Friday, January 25, 2008
I left the "Ad Lib Club" that night with a changed mind about the current crisis I was living in. Even though I'd lost my connection with Andrew Oldham, it was now immediately evident that there was, and would be, interest in me as an artist in London. I felt a bit more at ease, but vowed to stay on the job until I accomplished my task, which was to secure a new deal with a new company.
I knew "The Pretty Things" people were serious, and looking back on it now that's where I should have gone. But where I was in my mind back then was scared. I think at the time I thought I needed people who appeared more prominent, and that's what I continued looking for until I found it. Once again it turned out to be the wrong move.
"The Pretty Things" and their people were down to earth and straight forward. I incorrectly assumed that to be a negative back then. I don't know why, but if I'm honest about it I was just wrong about them and have always regretted it. I foolishly believed that people in expensive suits were somehow better than ones who didn't dress up to do business. It probably had to do with the appearance of money, and since I didn't have any I wanted to be around what I thought were people who did. I was very insecure and it showed itself in many different ways now that I look back on it.
Be that as it may, I was finally introduced, probably at the "Ad Lib Club," to a group of English businessmen who all wore 3 piece suits and ties and talked all that high class bullshit I was searching for. Chris Peers and Harry, I'm sorry I can't remember his last name, represented a new company called Brit Records, which turned out to be the forerunner of Island Records, Chris Blackwell's company. They had a hit with a girl named Millie Small called "My Boy Lollipop" and were out shopping for new artists. I was looking for a new company, so it was a match made in heaven, or so I thought.
They agreed to take me on and pay my rent, and make sure I didn't starve to death. They agreed to give me a small allowance each month so I wouldn't walk around penniless. Now when I say a small allowance that's what I really mean. Probably 60 or 70 dollars a week. I never had any money. I was about to cut my 4th record, for the third company, on two different continents, in less than a year, and I still hadn't made 10 cents. So 60 or 70 dollars a week was like a windfall to me.
I ended up moving from Belgravia where I was first located, kind of like the Beverly Hills of London, to Knightsbridge. Still nice, just not as nice. I was dating an English girl named Judy Foote who's father was in the House Of Commons, kind of like the House of Representatives here.

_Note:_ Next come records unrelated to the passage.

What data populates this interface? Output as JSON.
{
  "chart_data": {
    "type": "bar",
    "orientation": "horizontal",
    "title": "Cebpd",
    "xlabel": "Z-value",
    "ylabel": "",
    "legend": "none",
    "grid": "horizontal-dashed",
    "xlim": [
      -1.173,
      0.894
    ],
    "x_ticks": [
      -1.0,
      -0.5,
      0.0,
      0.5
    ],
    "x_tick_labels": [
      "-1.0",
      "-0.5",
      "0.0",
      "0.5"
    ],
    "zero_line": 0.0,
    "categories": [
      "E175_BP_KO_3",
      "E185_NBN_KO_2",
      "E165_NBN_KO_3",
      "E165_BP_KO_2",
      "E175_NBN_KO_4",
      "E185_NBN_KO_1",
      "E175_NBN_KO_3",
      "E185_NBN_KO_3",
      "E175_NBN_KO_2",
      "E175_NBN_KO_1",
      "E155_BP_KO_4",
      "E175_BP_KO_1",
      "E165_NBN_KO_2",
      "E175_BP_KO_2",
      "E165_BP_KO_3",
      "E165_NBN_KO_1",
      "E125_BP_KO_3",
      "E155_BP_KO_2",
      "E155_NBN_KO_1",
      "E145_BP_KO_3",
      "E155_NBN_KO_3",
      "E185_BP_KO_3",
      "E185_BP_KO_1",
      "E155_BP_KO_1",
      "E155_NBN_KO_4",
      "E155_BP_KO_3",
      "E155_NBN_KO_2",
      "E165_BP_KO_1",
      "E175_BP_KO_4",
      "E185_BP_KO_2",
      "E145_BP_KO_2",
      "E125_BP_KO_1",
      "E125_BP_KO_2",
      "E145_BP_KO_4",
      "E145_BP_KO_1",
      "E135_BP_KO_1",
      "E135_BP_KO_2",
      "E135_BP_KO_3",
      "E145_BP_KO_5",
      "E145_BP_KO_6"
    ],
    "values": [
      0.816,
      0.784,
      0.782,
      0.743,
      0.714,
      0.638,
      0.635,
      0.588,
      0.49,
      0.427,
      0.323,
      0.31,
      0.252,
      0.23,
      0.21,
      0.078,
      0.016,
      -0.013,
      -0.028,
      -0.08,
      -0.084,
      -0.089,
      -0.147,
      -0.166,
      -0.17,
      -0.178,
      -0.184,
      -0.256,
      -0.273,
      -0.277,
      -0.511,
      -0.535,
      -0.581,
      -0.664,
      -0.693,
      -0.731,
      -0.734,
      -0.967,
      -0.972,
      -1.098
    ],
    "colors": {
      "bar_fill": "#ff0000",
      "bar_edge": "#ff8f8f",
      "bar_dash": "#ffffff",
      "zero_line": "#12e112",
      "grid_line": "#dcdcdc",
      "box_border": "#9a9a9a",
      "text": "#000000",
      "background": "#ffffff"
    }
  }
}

Anyway, PJ Proby, who was an American from Texas, and a big pop star in England when I got there, introduced me to her and we kept on seeing each other over the next few months. She had a thing for "American Pop Stars" as she called them, and that was her interest in me an "American Pop Star."
As I settled into my new surroundings the story of the "glove" just kept getting bigger and bigger. It had became part of my new public persona as it were. I'd always thought it was just some stupid thing I'd done for attention, but people liked it and wouldn't let it go. While I was looking to get into a new cycle of creativity, and work on songs that I wanted to record, the English press was more interested in "the glove." But I was determined to make good on my second chance with the British audience.